On subsequent days, the volcano gained momentum. On March 12, Washington VAAC, issued a volcanic ash advisory reporting an ash cloud eruption that reached 10,000 ft. By the middle of March, the Nicaraguan geological service INETER described Concepcion as ” practically in a full eruptive stage”, with 34 explosions between March 18-19.
The Nicaraguan government sent army and navy units to Ometepe Island to prepare for evacuation. Yet, strangely, the locals went about their days hawking tortillas, as if this were an everyday occurrence. They swept the ash from their doorsteps with their twig brooms, and waited patiently for the throngs of soldiers to exit their beloved island.
Did they know something we didn’t? Shortly after all the fuss, feeding an army of disaster responders, and stuffing their bellies with homemade tortillas, Concepcion decided enough was enough. Her attention seeking activity had been rewarded, and she lulled herself back into a peaceful slumber. Until the next time!
Vulcan Concepcion is a highly active volcano with a rich historical record of explosive eruptions. The Global Volcanism Program reports a series of 22 eruptions ( mostly ash and gas), since 1974. See report here.

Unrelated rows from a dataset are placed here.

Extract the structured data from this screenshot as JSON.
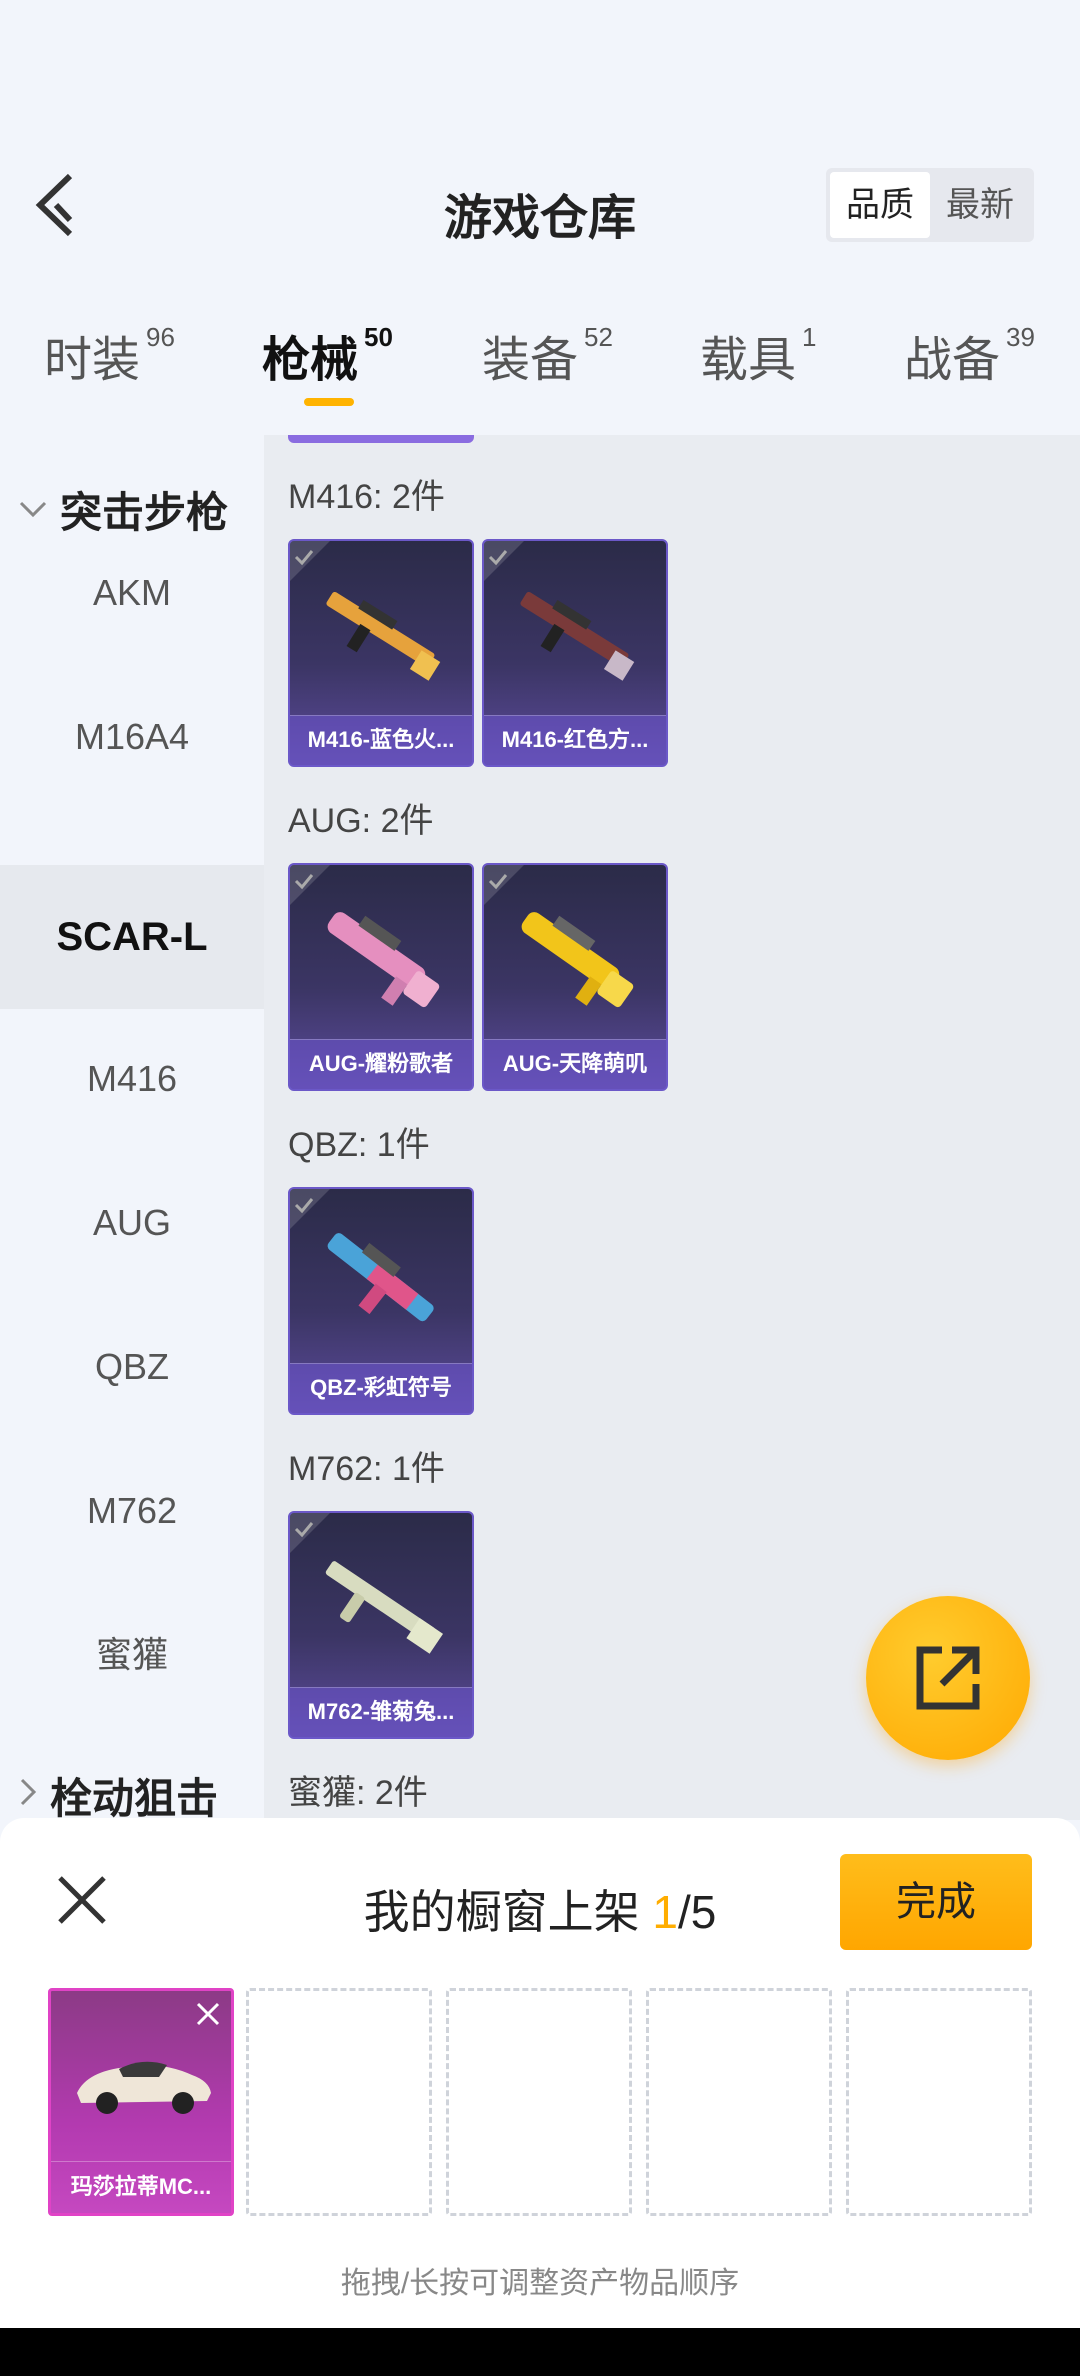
{
  "header": {
    "title": "游戏仓库",
    "sort": [
      "品质",
      "最新"
    ],
    "sort_active": 0
  },
  "tabs": [
    {
      "label": "时装",
      "count": "96"
    },
    {
      "label": "枪械",
      "count": "50"
    },
    {
      "label": "装备",
      "count": "52"
    },
    {
      "label": "载具",
      "count": "1"
    },
    {
      "label": "战备",
      "count": "39"
    }
  ],
  "sidebar": {
    "group1": "突击步枪",
    "items": [
      "AKM",
      "M16A4",
      "SCAR-L",
      "M416",
      "AUG",
      "QBZ",
      "M762",
      "蜜獾"
    ],
    "active": "SCAR-L",
    "group2": "栓动狙击"
  },
  "sections": [
    {
      "title": "M416: 2件",
      "cards": [
        "M416-蓝色火...",
        "M416-红色方..."
      ]
    },
    {
      "title": "AUG: 2件",
      "cards": [
        "AUG-耀粉歌者",
        "AUG-天降萌叽"
      ]
    },
    {
      "title": "QBZ: 1件",
      "cards": [
        "QBZ-彩虹符号"
      ]
    },
    {
      "title": "M762: 1件",
      "cards": [
        "M762-雏菊兔..."
      ]
    },
    {
      "title": "蜜獾: 2件",
      "cards": []
    }
  ],
  "panel": {
    "title_prefix": "我的橱窗上架 ",
    "count_current": "1",
    "count_total": "/5",
    "done_label": "完成",
    "filled_slot_label": "玛莎拉蒂MC...",
    "hint": "拖拽/长按可调整资产物品顺序"
  },
  "colors": {
    "accent": "#ffad00",
    "card_purple": "#6b58c8",
    "slot_pink": "#e043c6"
  },
  "icons": {
    "back": "chevron-left-icon",
    "fab": "share-external-icon",
    "close": "close-icon"
  }
}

Several Nicaraguan websites promoting tourism mention, “The Concepcion is an active volcano and its most recent eruption took place in 1957.” It’s true that the islanders confirm, “No need to panic. These minor eruptions happen all the time.” Daily life continues uninterrupted, with only a few minor inconveniences, like sweeping the powdery ash from their doorsteps.
Am I worried? I’m not obsessed with the anticipation of the next eruption. I have my twig broom ready, a few heavy-duty surgical masks to place over our mouths and noses, and a kayak to make a quick escape, (hopefully before we succumb to deadly gases). What more can I do?